The Children's Code – getting ready for compliance

The Age Appropriate Design Code (the "Children's Code") came into force on 2 September 2020. With the year-long transition period more than halfway through, time is running out for organisations doing business in the UK to make sure they comply with the requirements of the Children's Code.

The Children's Code will apply where personal data is processed in the provision of digital services which are likely to be accessed by users under 18 (a much broader range of services than those explicitly designed for or targeting under 18s).

It is a statutory code of practice, prepared by the Information Commissioner's Office (the "ICO and is the first of its kind in Europe, designed to specifically address the handling of children's personal data. 

The Children's Code contains 15 interconnecting standards that set out the requirements online services must meet to make their services suitable for children. Topics include data minimisation, parental controls, and connected toys. The Children's Code sits alongside data protection legislation (the Data Protection Act 2018 and the UK GDPR) to provide structure and detailed guidance to service operators' data privacy compliance efforts, and standards for the regulator to consider when determining the legality of processing activities.

What sort of services are captured by the Children's code?

The code contains guidance on standards of age-appropriate design for information society services likely to be accessed by children, not just sites actively targeting children. This will prove challenging for many site operators since information society services of various sorts can be found across many sites, apps and portals covering a huge swathe of online activity.

The Children's Code will create significant work for operators whose services do not target children but may be accessed by individuals of all ages – for example, news sites, social media sites, and aggregators which are likely to be accessed by older teenagers. They will need to work out what age range to pitch not only the policies and privacy notices but also the design and functionality of the whole site.

Will this apply to my organisation?

The ICO says that a service is "likely" to be accessed by under 18s if the possibility is "more probable than not". But despite the publication of some helpful guidance it is still not clear how this assessment should be made and organisations will have to undertake their own reviews and risk assessments using their own judgement. More ICO guidance may be available in the coming months, but organisations need to act now to meet the Children's Code standards before the 2 September 2021 deadline. 

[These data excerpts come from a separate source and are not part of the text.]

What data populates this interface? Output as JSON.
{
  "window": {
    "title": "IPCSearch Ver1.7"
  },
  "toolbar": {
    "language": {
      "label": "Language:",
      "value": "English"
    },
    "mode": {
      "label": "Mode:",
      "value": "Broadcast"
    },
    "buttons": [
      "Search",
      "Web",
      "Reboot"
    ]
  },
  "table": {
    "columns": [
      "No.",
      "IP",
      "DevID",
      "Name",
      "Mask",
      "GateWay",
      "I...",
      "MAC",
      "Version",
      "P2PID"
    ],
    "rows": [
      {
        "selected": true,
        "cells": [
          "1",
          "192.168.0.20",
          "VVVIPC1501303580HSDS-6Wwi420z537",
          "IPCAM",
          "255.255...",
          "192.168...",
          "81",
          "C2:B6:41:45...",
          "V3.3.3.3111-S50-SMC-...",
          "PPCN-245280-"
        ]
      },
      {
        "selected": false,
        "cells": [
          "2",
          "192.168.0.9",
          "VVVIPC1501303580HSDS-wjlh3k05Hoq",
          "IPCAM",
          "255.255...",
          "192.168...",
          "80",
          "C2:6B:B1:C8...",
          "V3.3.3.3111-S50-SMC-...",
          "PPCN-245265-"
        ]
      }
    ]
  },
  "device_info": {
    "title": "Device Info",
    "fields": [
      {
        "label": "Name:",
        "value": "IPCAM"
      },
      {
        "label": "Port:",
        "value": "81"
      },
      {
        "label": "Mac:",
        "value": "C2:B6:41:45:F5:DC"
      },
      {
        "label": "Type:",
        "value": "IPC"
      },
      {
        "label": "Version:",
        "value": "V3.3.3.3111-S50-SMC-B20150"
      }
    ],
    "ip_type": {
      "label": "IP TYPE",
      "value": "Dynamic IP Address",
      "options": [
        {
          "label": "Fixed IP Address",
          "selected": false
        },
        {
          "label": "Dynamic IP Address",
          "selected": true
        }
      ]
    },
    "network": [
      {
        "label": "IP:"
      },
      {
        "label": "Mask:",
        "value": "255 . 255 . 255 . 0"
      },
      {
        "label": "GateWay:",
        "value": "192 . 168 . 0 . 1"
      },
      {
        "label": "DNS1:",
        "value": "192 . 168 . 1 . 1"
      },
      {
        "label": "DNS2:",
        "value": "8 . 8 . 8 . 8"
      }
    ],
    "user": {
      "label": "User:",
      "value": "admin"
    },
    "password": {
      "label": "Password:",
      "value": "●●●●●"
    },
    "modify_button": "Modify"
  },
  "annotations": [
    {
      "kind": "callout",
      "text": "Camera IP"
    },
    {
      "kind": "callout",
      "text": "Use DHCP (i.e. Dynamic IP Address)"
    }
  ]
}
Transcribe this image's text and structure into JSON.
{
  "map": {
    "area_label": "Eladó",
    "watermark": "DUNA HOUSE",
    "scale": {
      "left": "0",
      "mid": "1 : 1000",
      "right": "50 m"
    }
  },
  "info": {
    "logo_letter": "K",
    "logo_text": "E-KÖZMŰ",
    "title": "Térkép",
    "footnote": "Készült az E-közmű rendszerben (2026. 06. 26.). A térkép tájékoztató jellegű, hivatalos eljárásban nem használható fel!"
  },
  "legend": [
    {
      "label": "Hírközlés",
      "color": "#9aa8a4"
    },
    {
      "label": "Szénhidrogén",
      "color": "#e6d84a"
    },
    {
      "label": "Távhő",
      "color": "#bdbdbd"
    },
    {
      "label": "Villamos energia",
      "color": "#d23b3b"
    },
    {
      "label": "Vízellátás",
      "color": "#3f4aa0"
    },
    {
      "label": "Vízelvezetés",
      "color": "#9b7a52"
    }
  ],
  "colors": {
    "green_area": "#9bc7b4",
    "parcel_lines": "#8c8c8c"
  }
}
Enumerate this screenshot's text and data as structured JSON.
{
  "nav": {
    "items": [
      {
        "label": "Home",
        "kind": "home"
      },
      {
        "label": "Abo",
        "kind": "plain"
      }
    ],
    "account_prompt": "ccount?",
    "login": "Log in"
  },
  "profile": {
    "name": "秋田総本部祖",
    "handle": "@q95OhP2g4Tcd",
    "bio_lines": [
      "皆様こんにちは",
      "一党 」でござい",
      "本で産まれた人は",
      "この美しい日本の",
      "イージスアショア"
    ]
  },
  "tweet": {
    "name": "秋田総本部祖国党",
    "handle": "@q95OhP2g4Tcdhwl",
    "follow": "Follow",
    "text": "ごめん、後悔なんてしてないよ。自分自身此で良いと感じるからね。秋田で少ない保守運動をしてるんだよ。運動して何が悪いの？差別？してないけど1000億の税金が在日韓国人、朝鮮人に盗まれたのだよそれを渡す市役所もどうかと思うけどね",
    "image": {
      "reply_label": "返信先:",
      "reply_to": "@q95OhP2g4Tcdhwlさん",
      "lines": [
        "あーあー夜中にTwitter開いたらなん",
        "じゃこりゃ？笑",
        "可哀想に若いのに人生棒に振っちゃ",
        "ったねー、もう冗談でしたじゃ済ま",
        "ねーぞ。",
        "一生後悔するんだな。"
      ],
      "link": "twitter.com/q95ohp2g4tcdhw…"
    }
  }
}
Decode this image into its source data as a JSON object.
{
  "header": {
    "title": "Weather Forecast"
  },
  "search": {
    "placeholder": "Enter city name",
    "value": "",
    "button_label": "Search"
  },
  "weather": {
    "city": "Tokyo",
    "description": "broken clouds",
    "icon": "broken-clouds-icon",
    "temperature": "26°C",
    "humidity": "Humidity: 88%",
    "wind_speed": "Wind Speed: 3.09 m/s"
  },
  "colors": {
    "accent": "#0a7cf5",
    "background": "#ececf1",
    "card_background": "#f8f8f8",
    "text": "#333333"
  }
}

For many organisations, a review of policies and data gathering procedures will indicate some changes that can be easily made, but for others, compliance with the Children's Code will be a significant challenge – particularly for services that are not designed for children but are still likely to be accessed by them.

What does the Children's Code require us to do?

• To meet the 15 standards, many organisations will need to undertake significant assessments of their services and their user base; some form of audit or review is the first step to making that assessment and it is crucial that the right people are involved in the process from the beginning.
• The requirements of the Children's Code should be factored into the product and service design and development process now including any data privacy impact assessments, as part of the privacy by design and default approach.
• Once issues are identified, time and resources should be allocated to resolving them, but the decisions won't always be straightforward. The need to verify user age may conflict with a desire to minimise the collection of user data and the rights of children to privacy even against their own parents in some cases, are difficult to protect while ensuring online safety. All decisions should be recorded in detail for future reference and mitigation.